Sıfatları ile biliş: Allah’ın isimlerini ahlâk olarak, isimlerin doruğunda taşıması, O’nun vasıflarının bir kısmıdır. Bir diğer sıfat gurubu ise subuti olan sıfatlarıdır. (Zât’ına ait) Bu vasıfları ile Allah’ı biliş, kulu, O’nun tek olduğuna götürür. Burada yani teklikte kul o kadar küçülmüştür ki Allah’dan başka bir şey kalmamıştır.  Geminin burnumuzun dibine girdiği an gibidir. Allah’ı sıfatları ile biliş, “Nasıl, Nereye,Kiminle, Nereden?” sorularını siler.

“Nereye baksanız, Allah’ın vechi ordadır.”

“Allah’dan geldik yine Allah’a gideceğiz.”

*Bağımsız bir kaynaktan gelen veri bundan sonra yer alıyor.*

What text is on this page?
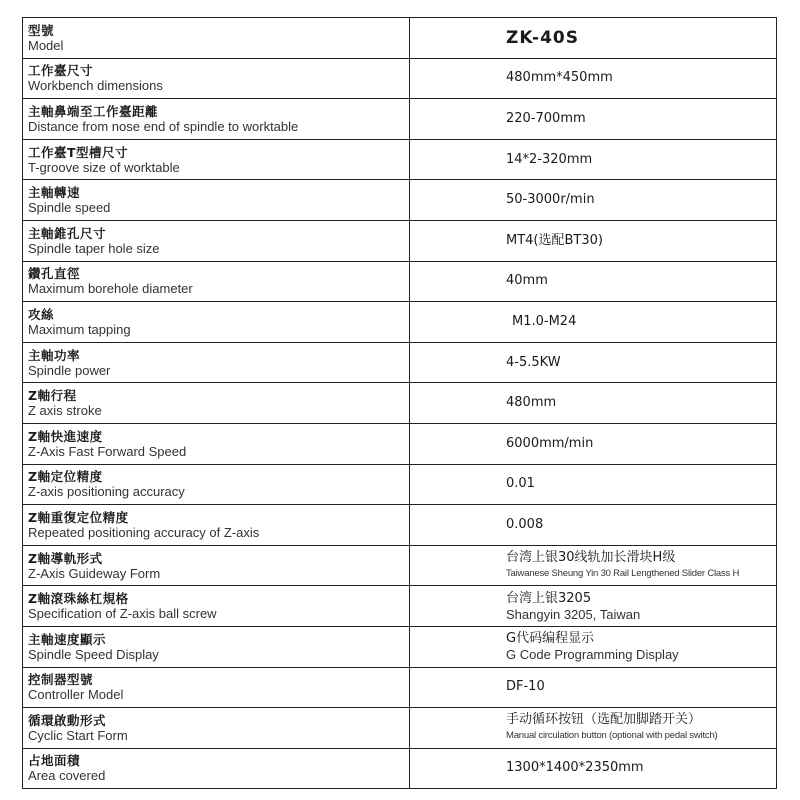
型號
Model	ZK-40S

工作臺尺寸
Workbench dimensions	480mm*450mm

主軸鼻端至工作臺距離
Distance from nose end of spindle to worktable	220-700mm

工作臺T型槽尺寸
T-groove size of worktable	14*2-320mm

主軸轉速
Spindle speed	50-3000r/min

主軸錐孔尺寸
Spindle taper hole size	MT4(选配BT30)

鑽孔直徑
Maximum borehole diameter	40mm

攻絲
Maximum tapping	M1.0-M24

主軸功率
Spindle power	4-5.5KW

Z軸行程
Z axis stroke	480mm

Z軸快進速度
Z-Axis Fast Forward Speed	6000mm/min

Z軸定位精度
Z-axis positioning accuracy	0.01

Z軸重復定位精度
Repeated positioning accuracy of Z-axis	0.008

Z軸導軌形式
Z-Axis Guideway Form	台湾上银30线轨加长滑块H级
Taiwanese Sheung Yin 30 Rail Lengthened Slider Class H

Z軸滾珠絲杠規格
Specification of Z-axis ball screw	台湾上银3205
Shangyin 3205, Taiwan

主軸速度顯示
Spindle Speed Display	G代码编程显示
G Code Programming Display

控制器型號
Controller Model	DF-10

循環啟動形式
Cyclic Start Form	手动循环按钮（选配加脚踏开关）
Manual circulation button (optional with pedal switch)

占地面積
Area covered	1300*1400*2350mm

“O sizi bir bulanık sudan yarattı.”

Zât’ını Zât’ı ile biliş: Burada kul, ilahi azameti, uluhiyyeti, vahdaniyyeti, samediyyeti hakkı ile bilmiş olur. Bu hakkı ile biliş kulda ruh ile nefs arasında hiçbir perdenin kalmadığı çok yüksek makamlardan sonra ulaşılan makamsızlıkda yani Hak ile bâkî oluşta mümkündür.

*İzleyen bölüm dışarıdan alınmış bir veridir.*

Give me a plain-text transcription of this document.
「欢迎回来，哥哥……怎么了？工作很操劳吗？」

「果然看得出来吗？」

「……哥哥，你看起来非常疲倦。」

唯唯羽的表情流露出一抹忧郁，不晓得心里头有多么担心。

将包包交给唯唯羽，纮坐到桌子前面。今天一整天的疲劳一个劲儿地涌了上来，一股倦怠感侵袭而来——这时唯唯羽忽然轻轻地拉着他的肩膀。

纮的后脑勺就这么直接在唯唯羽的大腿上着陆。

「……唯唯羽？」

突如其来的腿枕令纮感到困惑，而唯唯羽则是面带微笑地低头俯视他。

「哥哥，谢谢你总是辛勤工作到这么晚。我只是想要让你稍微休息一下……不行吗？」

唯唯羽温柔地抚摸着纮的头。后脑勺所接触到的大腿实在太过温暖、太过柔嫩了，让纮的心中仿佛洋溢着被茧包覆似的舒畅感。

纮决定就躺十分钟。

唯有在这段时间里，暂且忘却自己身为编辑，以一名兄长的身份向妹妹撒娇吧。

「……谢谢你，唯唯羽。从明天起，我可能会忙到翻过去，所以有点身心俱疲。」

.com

            Bu ismin insana yansımasına örnek:  Peygamberler ve ariflerin kâmilleridir. Hz.Peygamberimiz dualarında,  “Ya Rab! Seni hakkıyla senâ edemedim” derken, bu bilişin kademelerinden, ümmetlerine haber vermekte idiler. Peygamberlerin mirası olarak bu ilim, ümmetin varlığından kurtulmuş kişilerine aktarılmıştır. Bu sebeple onlar, Allah’ın lûtfu keremi ile dilediğine verdiği bu zenginliği, hazineyi insanlar için sebil ederler.

 

İnsanlardan bu isimden nasibini alanlar, Allah-ü Teâlâ’yı fiilleri, isimleri, sıfatları ile müşahede edebildiği kadardır.